There I've saved the Town the $400,000 Comprehensive Plan cost.

And encouraging new construction in effect produces new assessments at new fair market values. Otherwise, everyone supports revaluation of someone else's home or commercial property.

However no one wants anything to change. No one wants higher taxes, no one wants more traffic, no one wants more residential and its cost upon existing schools, sewers, fire districts, garbage collection...,no one wants to see more vacancies, no one who owns an existing home wants to see its value decrease...

People readily accept their computers, fax machines, answering machines, cds, dvds, global positioning systems, email, video games, cell phones, flat panel hdtv home entertainment centers etc. They only change they can't accept is what happens on the other side of their property line.
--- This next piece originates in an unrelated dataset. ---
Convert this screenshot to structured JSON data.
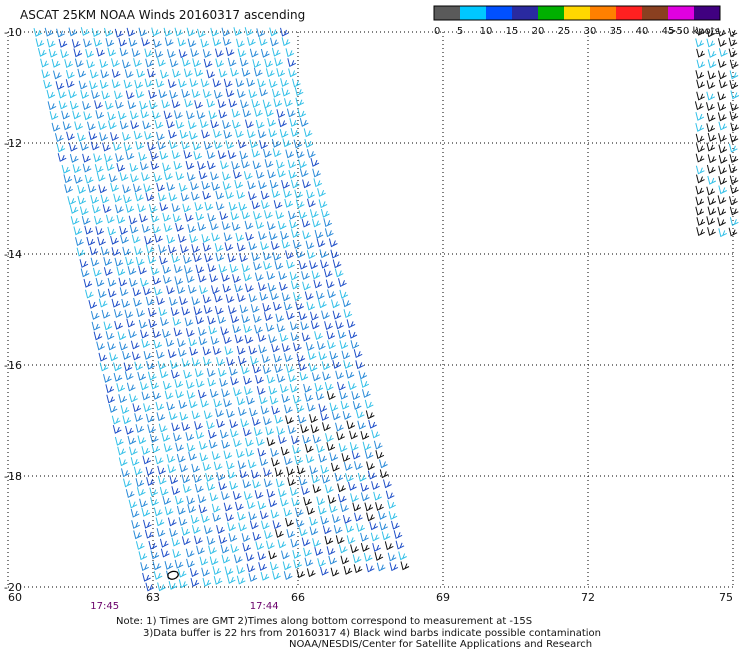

Making people understand that living 20 miles from New York City is no longer living in the suburbs. Keeping the green in Greenburgh is no longer about grass and open space; it is about enticing the green dollars which keep the garbage being picked up, the schools open and the roads cleared when it snows and even a swim team at the Community Center.

If you want these things, then be prepared to for more lights to change before you get through the intersection and be prepared to embrace anyone who is willing to invest dollars in Greenburgh.

Or get out now while prices are still high. There are still untapped and undiscovered Greenburghs of 50 year ago pedigree awaiting settlement in northern Westchester, Putnam and Ulster counties.

But if you stay, be prepared to pay higher taxes or allow what little development remains to be done on underutilized parcels. The victory from reducing an 800,000 foot plan to 500,000 feet is a hollow one; all it means it that the Town has lost the tax revenues for 300,000 feet which aren't going to come back after the construction crews have left.

Anonymous said...


You are correct, that it is unlikely anyone will put a grocery store so close to the A & P.

And it was Paul Feiner who chased away the Home Depot on Route 9 to just over the Greenburgh border.

hal samis said...

This was entirely Feiner, right?

Not the Town Board, not the Zoning Board, not the Planning Board and not the nearby civic associations.